After more than decade of policy making, legislative decisions and legal wrangling, every European energy consumer is, at least in theory, now free to choose which supplier they buy their electricity and gas from. However, with a high degree of structural diversity in the EU 27 energy markets and widely differing attitudes at a political level, a single internal market remains far from assured, at least in the short to medium term.
Full market opening is a culmination of a very long and convoluted process. The first phases of European energy market reform began in the early 1990s with the passing of Directive 90/377/EC, which aimed to give more transparency to both electricity and gas pricing. This was quickly followed by Directives 91/296/EEC and 90/547/EEC, which were introduced to make energy trading between different EU members more efficient.
The pace towards full market liberalization picked up again in late 1996 when the EU passed the electricity directive (Directive 96/92/EC), which set out common rules for power production, transmission and distribution throughout the EU. The directive also legislated for gradual market opening with a target of 33 per cent of all power markets to be opened to competition by February 2003.
This was followed by the gas directive (Directive 98/30/EC) in August 1998, which established common rules for the operation of gas markets, as well as a schedule for full market opening. Under its terms, all gas fired power plants were immediately able to choose their gas supplier.
By September 2000, most member states had implemented the both the electricity and the gas directives. However, in 2001 the European Commission concluded that further measures were necessary to complete the internal energy market and to realize its benefit. So in June 2003 the EU passed legislation, aimed at accelerating the opening of its energy market. Directive 2003/54/EC for the electricity market and Directive 2003/55/EC for the gas market laid out a timetable to fully open both markets in two phases. Phase I came into force on 1 July 2004 and opened the non-residential market (i.e. industrial consumers), with phase II having come into effect on 1 July, resulting in 100 per cent market opening.

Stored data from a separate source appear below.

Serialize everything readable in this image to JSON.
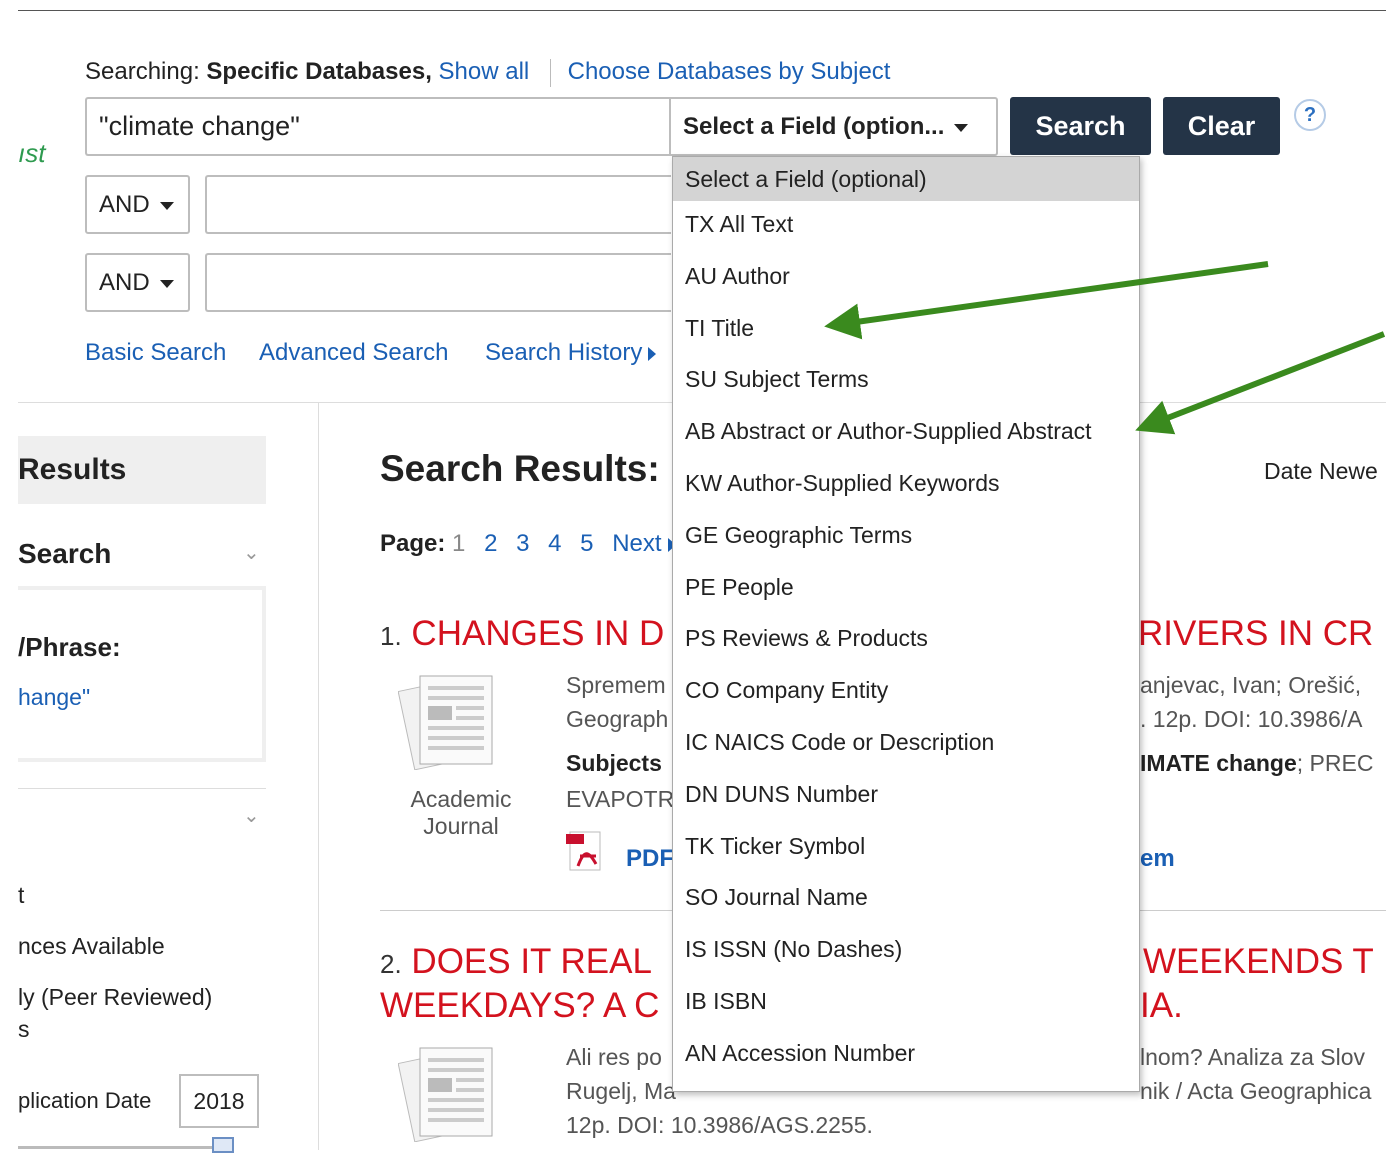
{
  "search_header": {
    "searching_label": "Searching:",
    "scope": "Specific Databases,",
    "show_all": "Show all",
    "choose_databases": "Choose Databases by Subject"
  },
  "logo_fragment": "ıst",
  "search_box": {
    "query_value": "\"climate change\"",
    "field_select_value": "Select a Field (option...",
    "search_label": "Search",
    "clear_label": "Clear",
    "help_label": "?"
  },
  "rows": [
    {
      "bool_value": "AND",
      "input_value": ""
    },
    {
      "bool_value": "AND",
      "input_value": ""
    }
  ],
  "nav_links": {
    "basic": "Basic Search",
    "advanced": "Advanced Search",
    "history": "Search History"
  },
  "field_dropdown": {
    "options": [
      "Select a Field (optional)",
      "TX All Text",
      "AU Author",
      "TI Title",
      "SU Subject Terms",
      "AB Abstract or Author-Supplied Abstract",
      "KW Author-Supplied Keywords",
      "GE Geographic Terms",
      "PE People",
      "PS Reviews & Products",
      "CO Company Entity",
      "IC NAICS Code or Description",
      "DN DUNS Number",
      "TK Ticker Symbol",
      "SO Journal Name",
      "IS ISSN (No Dashes)",
      "IB ISBN",
      "AN Accession Number"
    ]
  },
  "sidebar": {
    "refine_title": "Results",
    "current_search": "Search",
    "phrase_label": "/Phrase:",
    "phrase_value": "hange\"",
    "limit_items": [
      "t",
      "nces Available",
      "ly (Peer Reviewed)",
      "s"
    ],
    "pub_date_label": "plication Date",
    "pub_date_value": "2018"
  },
  "results": {
    "title": "Search Results:",
    "sort_label": "Date Newe",
    "page_label": "Page:",
    "current_page": "1",
    "pages": [
      "2",
      "3",
      "4",
      "5"
    ],
    "next_label": "Next",
    "items": [
      {
        "number": "1.",
        "title_left": "CHANGES IN D",
        "title_right": "RIVERS IN CR",
        "line1_left": "Spremem",
        "line1_right": "anjevac, Ivan; Orešić,",
        "line2_left": "Geograph",
        "line2_right": ". 12p. DOI: 10.3986/A",
        "subjects_label": "Subjects",
        "subjects_right_bold": "IMATE change",
        "subjects_right_rest": "; PREC",
        "line4_left": "EVAPOTR",
        "pub_type": "Academic Journal",
        "pdf_label": "PDF",
        "link_right": "em"
      },
      {
        "number": "2.",
        "title_left": "DOES IT REAL",
        "title_right": "WEEKENDS T",
        "title2_left": "WEEKDAYS? A C",
        "title2_right": "IA.",
        "line1_left": "Ali res po",
        "line1_right": "lnom? Analiza za Slov",
        "line2_left": "Rugelj, Ma",
        "line2_right": "nik / Acta Geographica",
        "line3": "12p. DOI: 10.3986/AGS.2255."
      }
    ]
  },
  "colors": {
    "dark_button": "#243447",
    "link": "#1a5fb4",
    "result_title": "#d3121e",
    "arrow": "#3a8a1e"
  }
}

Despite this legislation, Europe’s energy markets remain diverse. At a market level, widely varying consumption patterns, market structures, corporate structures, market dynamics and levels of market concentration all produce large variations in competitive intensity. Recent research by Datamonitor, an independent market analysis company, into the competitive intensity of 20 European electricity and gas markets found that the markets in the UK were the most competitive in the region, with a score of 8.7 out of 10 and 7 out of 10 for its gas and electricity, respectively. The UK liberalized its markets well before the 1 July deadline. In contrast, the Latvian electricity and gas markets were amongst the least competitive, with scores of 0.5 and 1.0 for gas and electricity, respectively. Latvia opened its electricity market on 1 July, but has until 2010 to open its gas.

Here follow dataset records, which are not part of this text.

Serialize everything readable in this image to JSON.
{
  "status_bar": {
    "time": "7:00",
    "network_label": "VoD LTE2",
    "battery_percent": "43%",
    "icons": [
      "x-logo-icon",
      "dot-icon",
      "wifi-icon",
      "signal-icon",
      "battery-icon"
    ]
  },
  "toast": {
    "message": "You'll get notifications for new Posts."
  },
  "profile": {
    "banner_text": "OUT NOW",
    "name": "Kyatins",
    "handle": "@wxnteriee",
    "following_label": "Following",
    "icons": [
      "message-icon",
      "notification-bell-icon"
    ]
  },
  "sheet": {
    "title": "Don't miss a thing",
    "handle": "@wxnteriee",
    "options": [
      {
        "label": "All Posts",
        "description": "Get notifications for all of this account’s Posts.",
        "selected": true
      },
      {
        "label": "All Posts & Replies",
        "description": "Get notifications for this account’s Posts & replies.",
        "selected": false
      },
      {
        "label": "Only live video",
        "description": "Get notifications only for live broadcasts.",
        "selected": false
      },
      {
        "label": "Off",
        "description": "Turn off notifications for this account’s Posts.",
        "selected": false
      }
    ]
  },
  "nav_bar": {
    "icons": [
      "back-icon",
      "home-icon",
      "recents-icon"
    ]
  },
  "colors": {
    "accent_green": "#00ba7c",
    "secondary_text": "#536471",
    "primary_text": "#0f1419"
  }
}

Attitudes at the political level are similarly diverse, with some governments enthusiastically embracing the liberalization agenda, such as the UK and Germany, while others have been more reticent, having to be cajoled into action with legal proceedings. The EC has criticised some member states, by saying that they had not fully implemented the directives and had kept their national energy champions from facing real competition.
Has the initial objective of liberalization, namely consumers getting more energy at a cheaper price, been achieved? The answer is no. And the main reason behind this is that since Europe’s market opening process began back in the 1990s several new challenges have appeared that have made the attainment of this goal increasingly harder. These challenges include climate change, concerns over security of supply, with fears regarding over-dependence on Russian oil and gas, price of primary fuels (particularly oil and gas, which is widely used in the production of electricity) and the EU CO2 trading scheme, which has also put pressure on prices, particularly for industrial users of electricity.

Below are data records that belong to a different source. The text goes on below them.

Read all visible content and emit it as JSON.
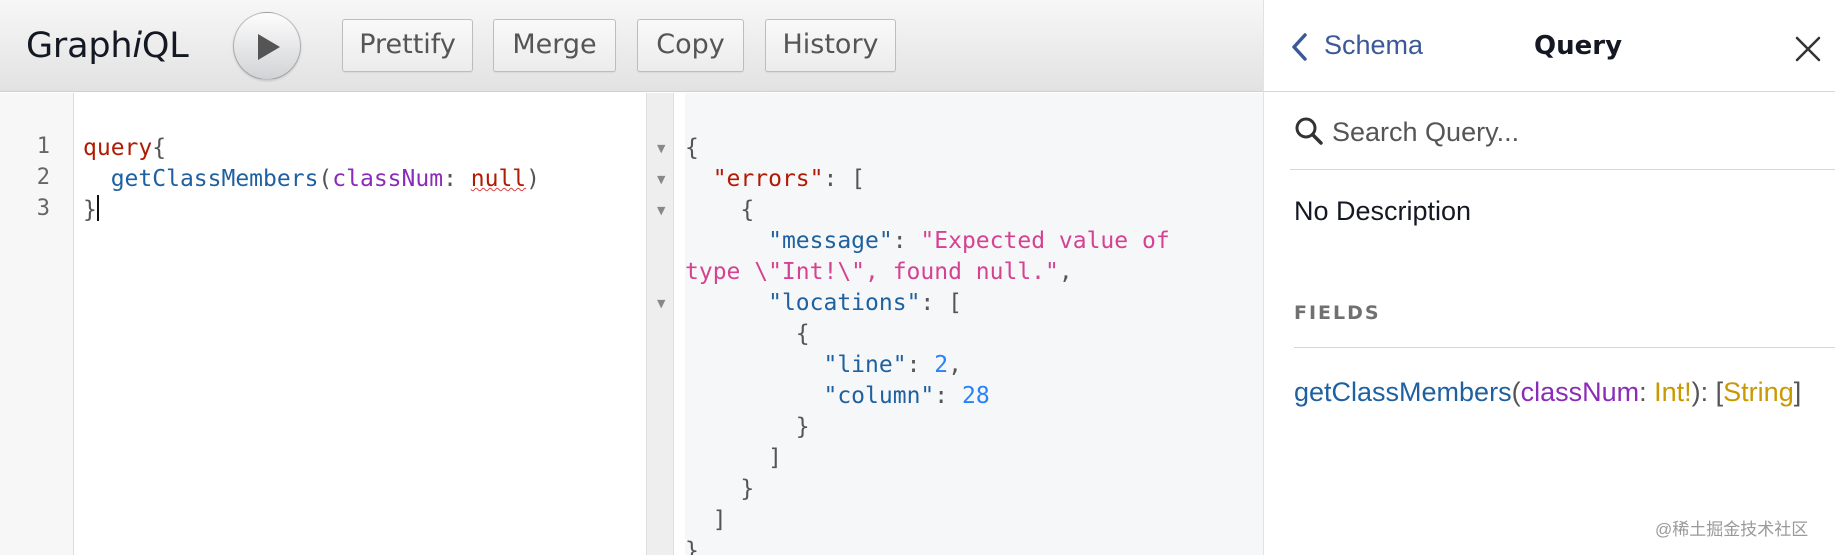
{
  "app": {
    "title_prefix": "Graph",
    "title_italic": "i",
    "title_suffix": "QL"
  },
  "toolbar": {
    "run_icon": "play-icon",
    "buttons": [
      {
        "label": "Prettify"
      },
      {
        "label": "Merge"
      },
      {
        "label": "Copy"
      },
      {
        "label": "History"
      }
    ]
  },
  "editor": {
    "line_numbers": [
      "1",
      "2",
      "3"
    ],
    "line1": {
      "keyword": "query",
      "brace": "{"
    },
    "line2": {
      "field": "getClassMembers",
      "open": "(",
      "arg": "classNum",
      "colon": ": ",
      "value": "null",
      "close": ")"
    },
    "line3": {
      "brace": "}"
    }
  },
  "result": {
    "lines": {
      "l1": "{",
      "errors_key": "\"errors\"",
      "errors_rest": ": [",
      "l3": "{",
      "message_key": "\"message\"",
      "message_colon": ": ",
      "message_val_a": "\"Expected value of",
      "message_val_b": "type \\\"Int!\\\", found null.\"",
      "comma": ",",
      "locations_key": "\"locations\"",
      "locations_rest": ": [",
      "l7": "{",
      "line_key": "\"line\"",
      "line_colon": ": ",
      "line_val": "2",
      "column_key": "\"column\"",
      "column_colon": ": ",
      "column_val": "28",
      "close_obj": "}",
      "close_arr": "]",
      "close_obj2": "}",
      "close_arr2": "]",
      "close_root": "}"
    }
  },
  "docs": {
    "back_label": "Schema",
    "title": "Query",
    "search_placeholder": "Search Query...",
    "description": "No Description",
    "fields_heading": "FIELDS",
    "field": {
      "name": "getClassMembers",
      "open": "(",
      "arg": "classNum",
      "colon": ": ",
      "arg_type": "Int!",
      "close": "): ",
      "ret_open": "[",
      "ret_type": "String",
      "ret_close": "]"
    }
  },
  "watermark": "@稀土掘金技术社区",
  "colors": {
    "keyword": "#b11a04",
    "field": "#1f61a0",
    "argument": "#8b2bb9",
    "string": "#d64292",
    "number": "#2882f9",
    "type": "#CA9800",
    "link": "#3B5998"
  }
}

There are many critics that question the EC’s claim that liberalization helps to lower prices to consumers, certainly in the short-term. Some critics have recommended that the EU adopts a longer term view, where energy pricing incorporates the real costs of energy in terms of both environmental damage and scarcity of supply.
Too much too soon?
Other critics have said that the EU is probably aiming for too many objectives at the same time and should make up its mind. In a policy paper for the French Institute of International Relations, Jan Horst Keppler, a professor at the University of Paris-Dauphine argues that the wish to simultaneously guarantee security of supply, environmental performances and lower consumer prices is “an insolvable equation” that risks leading to “ineffective responses”.
EU decision makers must first decide upon an arrangement between these conflicting objectives before defining a coherent liberalization policy, according to Keppler. “Europe cannot escape the task of rethinking and improving the liberalization of its markets.”
To some extent the EC acknowledges this, with Andris Piebalgs, Energy Commissioner, saying that “some other obstacles to a truly competitive internal market remain – the commission will therefore continue to watch over the correct implementation of the existing rules and is set to propose additional legislative measure soon.”
Although a single European energy market remains a possibility in the longer term, considerable progress and a greater degree of cooperation will be needed, at both the government and corporate level. Thus, the advent of full market opening on 1 July is seen by many as only the beginning, and is a “minor milestone” on the road to the single market, rather than a destination in itself.